Conversion Between NCHW And NHWC

Tensor Cores require that the tensors be in the NHWC data layout. Conversion between NCHW and NHWC is performed when the user requests Tensor Op math. However, a request to use Tensor Cores is just that, a request and Tensor Cores may not be used in some cases. The cuDNN library converts between NCHW and NHWC if and only if Tensor Cores are requested and are actually used.

If your input (and output) are NCHW, then expect a layout change.

Non-Tensor Op convolutions will not perform conversions between NCHW and NHWC.

In very rare and difficult-to-qualify cases that are a complex function of padding and filter sizes, it is possible that Tensor Ops is not enabled. In such cases, users can pre-pad to enable the Tensor Ops path.

Mixed Precision Numerical Accuracy

When the computation precision and the output precision are not the same, it is possible that the numerical accuracy will vary from one algorithm to the other.
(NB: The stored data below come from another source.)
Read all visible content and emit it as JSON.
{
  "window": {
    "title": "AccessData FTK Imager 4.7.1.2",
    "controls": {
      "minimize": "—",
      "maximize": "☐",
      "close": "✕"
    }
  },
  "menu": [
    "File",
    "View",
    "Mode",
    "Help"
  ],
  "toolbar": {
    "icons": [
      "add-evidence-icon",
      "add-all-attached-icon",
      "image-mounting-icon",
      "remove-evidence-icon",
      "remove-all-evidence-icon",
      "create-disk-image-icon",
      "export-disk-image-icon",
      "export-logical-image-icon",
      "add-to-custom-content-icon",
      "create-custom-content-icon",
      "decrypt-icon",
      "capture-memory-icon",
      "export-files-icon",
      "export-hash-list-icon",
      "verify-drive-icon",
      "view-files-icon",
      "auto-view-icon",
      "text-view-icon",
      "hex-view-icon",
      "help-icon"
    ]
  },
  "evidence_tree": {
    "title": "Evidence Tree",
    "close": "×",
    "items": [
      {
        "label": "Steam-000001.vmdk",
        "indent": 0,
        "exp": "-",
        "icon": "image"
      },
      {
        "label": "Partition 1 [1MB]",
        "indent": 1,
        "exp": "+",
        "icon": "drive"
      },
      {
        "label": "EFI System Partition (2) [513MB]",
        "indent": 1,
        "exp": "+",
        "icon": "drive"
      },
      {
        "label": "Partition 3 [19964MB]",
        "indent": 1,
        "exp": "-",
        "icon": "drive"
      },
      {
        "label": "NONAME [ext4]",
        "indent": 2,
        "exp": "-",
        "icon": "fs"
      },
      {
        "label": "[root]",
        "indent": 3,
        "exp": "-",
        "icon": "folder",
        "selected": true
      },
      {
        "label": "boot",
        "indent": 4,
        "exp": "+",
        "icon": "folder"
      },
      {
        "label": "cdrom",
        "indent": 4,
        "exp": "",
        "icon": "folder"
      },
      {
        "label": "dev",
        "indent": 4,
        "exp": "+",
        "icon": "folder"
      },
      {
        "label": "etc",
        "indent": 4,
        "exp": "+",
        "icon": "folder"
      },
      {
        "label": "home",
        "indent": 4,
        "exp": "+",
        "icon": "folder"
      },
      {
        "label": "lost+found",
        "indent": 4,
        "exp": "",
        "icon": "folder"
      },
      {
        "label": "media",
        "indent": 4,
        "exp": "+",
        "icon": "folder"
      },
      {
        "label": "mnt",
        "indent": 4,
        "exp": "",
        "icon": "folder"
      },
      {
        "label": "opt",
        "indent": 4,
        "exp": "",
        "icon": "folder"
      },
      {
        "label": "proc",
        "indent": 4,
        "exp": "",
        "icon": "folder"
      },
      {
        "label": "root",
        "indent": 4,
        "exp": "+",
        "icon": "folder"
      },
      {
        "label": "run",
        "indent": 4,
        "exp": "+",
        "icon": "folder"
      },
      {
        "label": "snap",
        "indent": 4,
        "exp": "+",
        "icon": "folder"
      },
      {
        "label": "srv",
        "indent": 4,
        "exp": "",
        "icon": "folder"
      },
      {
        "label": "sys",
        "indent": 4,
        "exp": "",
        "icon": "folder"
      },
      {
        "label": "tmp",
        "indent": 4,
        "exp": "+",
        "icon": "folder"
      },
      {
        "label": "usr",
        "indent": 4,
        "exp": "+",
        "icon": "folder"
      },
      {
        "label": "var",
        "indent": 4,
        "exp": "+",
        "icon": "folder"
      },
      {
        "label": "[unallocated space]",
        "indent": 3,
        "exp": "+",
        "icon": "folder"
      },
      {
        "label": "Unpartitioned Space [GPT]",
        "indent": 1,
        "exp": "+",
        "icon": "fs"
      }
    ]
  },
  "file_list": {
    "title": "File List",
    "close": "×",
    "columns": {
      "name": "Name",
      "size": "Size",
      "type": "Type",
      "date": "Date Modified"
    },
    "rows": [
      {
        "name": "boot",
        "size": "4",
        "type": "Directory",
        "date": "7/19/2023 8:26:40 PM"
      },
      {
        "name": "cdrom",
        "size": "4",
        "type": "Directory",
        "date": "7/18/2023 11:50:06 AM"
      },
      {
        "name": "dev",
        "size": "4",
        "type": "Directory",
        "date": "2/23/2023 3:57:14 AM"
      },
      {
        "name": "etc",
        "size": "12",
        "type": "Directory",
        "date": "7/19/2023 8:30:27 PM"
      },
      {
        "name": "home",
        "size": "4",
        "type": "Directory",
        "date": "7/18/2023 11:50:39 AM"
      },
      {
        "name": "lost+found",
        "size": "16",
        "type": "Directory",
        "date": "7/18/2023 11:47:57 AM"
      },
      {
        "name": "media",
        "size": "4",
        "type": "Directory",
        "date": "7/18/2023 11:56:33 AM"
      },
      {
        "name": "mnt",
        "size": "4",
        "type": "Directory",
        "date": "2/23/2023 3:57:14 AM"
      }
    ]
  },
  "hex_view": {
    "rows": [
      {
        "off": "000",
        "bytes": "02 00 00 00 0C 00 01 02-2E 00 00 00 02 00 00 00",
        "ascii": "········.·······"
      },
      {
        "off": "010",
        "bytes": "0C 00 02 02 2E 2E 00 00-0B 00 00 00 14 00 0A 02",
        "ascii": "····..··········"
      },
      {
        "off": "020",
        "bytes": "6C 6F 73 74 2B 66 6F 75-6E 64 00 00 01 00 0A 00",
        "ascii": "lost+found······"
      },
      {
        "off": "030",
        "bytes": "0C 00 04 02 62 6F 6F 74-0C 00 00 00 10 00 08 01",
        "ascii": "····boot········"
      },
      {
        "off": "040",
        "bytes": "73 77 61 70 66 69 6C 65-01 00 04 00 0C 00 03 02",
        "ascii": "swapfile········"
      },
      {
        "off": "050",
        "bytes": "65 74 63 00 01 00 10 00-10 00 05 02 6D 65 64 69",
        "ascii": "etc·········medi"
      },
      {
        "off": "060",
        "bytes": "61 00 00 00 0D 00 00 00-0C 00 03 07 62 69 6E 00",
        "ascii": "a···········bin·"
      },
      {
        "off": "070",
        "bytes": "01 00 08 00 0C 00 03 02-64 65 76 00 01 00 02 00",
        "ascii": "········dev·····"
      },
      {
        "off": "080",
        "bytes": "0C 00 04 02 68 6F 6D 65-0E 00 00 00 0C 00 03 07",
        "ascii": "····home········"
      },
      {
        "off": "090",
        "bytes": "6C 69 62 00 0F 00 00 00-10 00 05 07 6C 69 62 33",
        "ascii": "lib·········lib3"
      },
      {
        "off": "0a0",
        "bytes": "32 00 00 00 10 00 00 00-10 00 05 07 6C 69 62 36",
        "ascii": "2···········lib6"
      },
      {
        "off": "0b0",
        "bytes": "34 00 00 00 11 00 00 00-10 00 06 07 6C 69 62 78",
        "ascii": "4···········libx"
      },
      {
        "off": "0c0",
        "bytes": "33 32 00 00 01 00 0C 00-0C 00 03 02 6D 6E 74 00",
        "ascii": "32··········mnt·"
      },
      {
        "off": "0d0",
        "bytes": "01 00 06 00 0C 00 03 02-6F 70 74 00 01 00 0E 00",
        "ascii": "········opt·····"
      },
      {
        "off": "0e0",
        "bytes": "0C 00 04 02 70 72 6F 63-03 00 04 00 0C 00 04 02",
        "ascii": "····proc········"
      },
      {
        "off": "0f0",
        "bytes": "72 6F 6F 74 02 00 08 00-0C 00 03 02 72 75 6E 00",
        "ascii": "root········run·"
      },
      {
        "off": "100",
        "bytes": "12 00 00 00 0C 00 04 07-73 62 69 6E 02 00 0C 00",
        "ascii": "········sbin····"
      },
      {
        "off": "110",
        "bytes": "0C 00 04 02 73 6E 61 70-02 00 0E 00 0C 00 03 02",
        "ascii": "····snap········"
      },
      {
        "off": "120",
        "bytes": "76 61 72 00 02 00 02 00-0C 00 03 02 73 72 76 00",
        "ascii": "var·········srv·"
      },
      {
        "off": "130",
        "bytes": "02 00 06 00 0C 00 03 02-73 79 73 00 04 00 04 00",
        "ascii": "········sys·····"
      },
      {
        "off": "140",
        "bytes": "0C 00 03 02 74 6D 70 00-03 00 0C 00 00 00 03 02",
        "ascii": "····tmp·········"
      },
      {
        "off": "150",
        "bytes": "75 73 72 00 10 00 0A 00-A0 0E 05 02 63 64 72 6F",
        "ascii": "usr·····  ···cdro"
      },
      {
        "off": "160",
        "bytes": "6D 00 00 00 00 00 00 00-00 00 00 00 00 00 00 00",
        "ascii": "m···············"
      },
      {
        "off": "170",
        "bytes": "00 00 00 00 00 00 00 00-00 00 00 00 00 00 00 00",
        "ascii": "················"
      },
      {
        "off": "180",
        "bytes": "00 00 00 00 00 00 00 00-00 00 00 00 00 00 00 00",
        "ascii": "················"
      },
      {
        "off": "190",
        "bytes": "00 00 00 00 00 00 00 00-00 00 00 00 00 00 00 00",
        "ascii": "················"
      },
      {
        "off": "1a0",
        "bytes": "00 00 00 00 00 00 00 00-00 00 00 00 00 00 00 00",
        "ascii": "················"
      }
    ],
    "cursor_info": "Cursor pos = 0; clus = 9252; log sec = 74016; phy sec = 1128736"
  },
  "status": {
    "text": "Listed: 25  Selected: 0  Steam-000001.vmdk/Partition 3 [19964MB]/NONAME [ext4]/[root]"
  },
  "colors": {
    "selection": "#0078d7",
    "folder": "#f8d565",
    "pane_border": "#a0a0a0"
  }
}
For example, when the computation is performed in FP32 and the output is in FP16, the CUDNN_CONVOLUTION_BWD_FILTER_ALGO_0 (ALGO_0) has lower accuracy compared to the CUDNN_CONVOLUTION_BWD_FILTER_ALGO_1 (ALGO_1). This is because ALGO_0 does not use extra workspace, and is forced to accumulate the intermediate results in FP16, that is, half precision float, and this reduces the accuracy. The ALGO_1, on the other hand, uses additional workspace to accumulate the intermediate values in FP32, that is, full precision float.